Abstract

Basaloid squamous cell carcinoma is a variant of squamous cell carcinoma which is located predominantly in the upper aerodigestive tract. The cardinal histopathologic feature is a biphasic cellular pattern of basaloid and squamous components in a close relationship. Major differential diagnoses include adenoid cystic, adeno, squamous, adenosquamous, and basal cell carcinomas. This entity may commonly pose diagnostic difficulties, especially on small biopsy material, if only the basaloid component of the tumor is included.
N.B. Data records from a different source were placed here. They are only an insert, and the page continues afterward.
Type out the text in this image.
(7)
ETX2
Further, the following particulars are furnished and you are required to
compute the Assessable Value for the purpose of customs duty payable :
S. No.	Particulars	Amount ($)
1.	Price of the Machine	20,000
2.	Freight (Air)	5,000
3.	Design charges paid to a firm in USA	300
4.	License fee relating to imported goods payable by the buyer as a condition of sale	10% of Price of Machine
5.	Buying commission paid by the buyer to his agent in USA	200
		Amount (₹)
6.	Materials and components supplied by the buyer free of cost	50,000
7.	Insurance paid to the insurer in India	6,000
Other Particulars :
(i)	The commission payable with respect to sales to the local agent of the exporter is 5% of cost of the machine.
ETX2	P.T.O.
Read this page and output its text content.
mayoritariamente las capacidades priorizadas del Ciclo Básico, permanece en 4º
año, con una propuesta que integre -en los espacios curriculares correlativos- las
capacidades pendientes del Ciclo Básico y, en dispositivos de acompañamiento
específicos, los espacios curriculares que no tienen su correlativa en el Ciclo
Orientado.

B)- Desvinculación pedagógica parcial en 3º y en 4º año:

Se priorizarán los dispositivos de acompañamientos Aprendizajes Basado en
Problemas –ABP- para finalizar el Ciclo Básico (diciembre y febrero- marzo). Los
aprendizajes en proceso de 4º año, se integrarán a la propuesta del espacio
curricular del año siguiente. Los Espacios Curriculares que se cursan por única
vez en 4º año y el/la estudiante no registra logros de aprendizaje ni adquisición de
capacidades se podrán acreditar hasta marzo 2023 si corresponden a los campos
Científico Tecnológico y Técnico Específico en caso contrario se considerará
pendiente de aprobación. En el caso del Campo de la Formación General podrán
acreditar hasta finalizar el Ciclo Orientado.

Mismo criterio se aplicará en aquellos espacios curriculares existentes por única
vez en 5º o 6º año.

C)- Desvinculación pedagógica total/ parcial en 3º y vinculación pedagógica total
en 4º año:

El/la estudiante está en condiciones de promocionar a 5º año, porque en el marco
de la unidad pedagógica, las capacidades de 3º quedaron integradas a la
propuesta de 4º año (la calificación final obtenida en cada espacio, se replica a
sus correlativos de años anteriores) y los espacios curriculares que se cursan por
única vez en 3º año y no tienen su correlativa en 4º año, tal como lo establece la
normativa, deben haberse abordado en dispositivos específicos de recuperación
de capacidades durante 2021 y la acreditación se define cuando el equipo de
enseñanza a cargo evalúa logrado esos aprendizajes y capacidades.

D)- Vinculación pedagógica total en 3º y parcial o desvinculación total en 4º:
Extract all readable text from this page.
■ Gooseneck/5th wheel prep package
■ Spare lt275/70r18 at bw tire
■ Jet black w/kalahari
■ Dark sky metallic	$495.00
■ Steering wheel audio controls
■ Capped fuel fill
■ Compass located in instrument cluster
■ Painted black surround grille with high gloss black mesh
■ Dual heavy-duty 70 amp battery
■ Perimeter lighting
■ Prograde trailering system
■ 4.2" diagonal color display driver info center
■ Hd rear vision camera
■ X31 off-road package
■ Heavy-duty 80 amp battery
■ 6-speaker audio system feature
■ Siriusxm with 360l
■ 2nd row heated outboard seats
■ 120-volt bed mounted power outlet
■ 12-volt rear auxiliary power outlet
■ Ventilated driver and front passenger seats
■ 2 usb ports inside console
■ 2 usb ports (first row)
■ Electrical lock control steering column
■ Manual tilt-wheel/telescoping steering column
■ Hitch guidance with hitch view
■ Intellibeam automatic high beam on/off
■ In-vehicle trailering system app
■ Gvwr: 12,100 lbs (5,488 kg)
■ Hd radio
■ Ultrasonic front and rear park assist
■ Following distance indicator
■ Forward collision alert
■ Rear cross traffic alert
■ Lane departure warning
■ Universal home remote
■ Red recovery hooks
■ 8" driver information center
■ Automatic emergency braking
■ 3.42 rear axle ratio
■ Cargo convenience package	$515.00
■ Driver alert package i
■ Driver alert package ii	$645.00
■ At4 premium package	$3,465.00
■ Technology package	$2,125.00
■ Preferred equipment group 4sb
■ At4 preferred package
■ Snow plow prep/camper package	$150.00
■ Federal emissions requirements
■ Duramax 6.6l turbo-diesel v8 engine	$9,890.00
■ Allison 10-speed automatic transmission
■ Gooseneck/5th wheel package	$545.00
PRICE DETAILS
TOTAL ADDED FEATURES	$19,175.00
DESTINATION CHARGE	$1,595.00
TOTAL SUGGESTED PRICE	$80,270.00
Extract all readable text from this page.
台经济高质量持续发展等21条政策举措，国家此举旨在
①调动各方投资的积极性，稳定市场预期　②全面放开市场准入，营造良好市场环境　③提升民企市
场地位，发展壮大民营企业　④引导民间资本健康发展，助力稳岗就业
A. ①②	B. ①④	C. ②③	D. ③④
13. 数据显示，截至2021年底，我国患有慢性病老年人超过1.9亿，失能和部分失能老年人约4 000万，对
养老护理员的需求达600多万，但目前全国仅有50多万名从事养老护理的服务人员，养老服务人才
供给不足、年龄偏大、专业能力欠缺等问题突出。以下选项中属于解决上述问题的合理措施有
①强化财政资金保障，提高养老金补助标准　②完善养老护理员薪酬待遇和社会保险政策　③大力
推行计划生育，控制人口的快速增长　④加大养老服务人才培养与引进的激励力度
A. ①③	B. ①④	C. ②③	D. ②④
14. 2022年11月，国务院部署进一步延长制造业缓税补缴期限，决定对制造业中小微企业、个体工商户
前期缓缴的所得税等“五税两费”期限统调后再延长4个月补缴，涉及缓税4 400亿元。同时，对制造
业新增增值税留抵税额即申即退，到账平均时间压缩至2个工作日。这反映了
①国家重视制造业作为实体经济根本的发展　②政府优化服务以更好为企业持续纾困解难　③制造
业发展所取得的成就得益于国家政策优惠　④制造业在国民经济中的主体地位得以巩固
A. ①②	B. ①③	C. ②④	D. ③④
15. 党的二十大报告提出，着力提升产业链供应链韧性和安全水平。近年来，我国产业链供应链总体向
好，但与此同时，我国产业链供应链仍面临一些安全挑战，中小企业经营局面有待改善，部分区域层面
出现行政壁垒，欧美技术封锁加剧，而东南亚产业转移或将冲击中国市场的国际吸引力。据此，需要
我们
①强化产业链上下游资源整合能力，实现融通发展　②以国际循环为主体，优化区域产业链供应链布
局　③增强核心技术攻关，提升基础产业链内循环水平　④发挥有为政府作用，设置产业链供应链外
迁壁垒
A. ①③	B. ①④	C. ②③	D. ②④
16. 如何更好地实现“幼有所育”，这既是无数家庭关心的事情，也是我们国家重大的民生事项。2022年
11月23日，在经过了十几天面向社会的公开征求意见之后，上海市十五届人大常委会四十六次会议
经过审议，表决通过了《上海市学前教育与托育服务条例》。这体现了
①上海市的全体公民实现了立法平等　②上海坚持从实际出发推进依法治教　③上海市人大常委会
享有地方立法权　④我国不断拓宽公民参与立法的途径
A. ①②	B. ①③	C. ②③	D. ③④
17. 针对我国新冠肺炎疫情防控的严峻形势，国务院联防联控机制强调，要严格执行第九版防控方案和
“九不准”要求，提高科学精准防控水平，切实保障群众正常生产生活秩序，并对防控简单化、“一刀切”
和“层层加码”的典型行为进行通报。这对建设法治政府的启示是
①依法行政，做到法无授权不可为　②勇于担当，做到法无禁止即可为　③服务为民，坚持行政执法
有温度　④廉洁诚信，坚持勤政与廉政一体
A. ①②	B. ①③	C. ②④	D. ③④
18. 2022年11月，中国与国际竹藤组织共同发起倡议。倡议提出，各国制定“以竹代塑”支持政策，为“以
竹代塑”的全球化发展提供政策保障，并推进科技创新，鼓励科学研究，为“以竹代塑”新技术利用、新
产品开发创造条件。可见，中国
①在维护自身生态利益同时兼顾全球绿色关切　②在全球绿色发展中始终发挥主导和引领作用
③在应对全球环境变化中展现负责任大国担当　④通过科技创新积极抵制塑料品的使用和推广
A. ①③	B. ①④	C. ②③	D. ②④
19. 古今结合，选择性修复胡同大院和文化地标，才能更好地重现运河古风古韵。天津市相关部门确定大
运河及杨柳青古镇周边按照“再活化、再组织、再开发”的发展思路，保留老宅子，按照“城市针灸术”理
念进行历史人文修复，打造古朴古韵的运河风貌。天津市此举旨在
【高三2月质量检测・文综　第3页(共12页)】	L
A tumor of the oropharynx (T2) was detected in a 61-year-old man. After endoscopic biopsy, this tumor was histologically identified as an adenocarcinoma. A very rapid tumor growth became obvious during the patient's staging. After pharyngectomy and neck dissection, the histopathological diagnosis was corrected to a basaloid squamous cell carcinoma. The definite diagnosis was not made on biopsy material, because only the basaloid component of the tumor was included. Basaloid squamous carcinoma is a biologically aggressive tumor with high proliferative activity and a propensity to destructive local growth and early regional and distant metastasis. Literature predominantly indicates that basaloid squamous cell carcinoma is an aggressive variant of squamous cell carcinoma and is prognostically worse than the regular squamous cell carcinoma. Because of the aggressive biological behavior of basaloid squamous cell carcinoma, radical surgery combined with radiation and chemotherapy is the treatment of choice.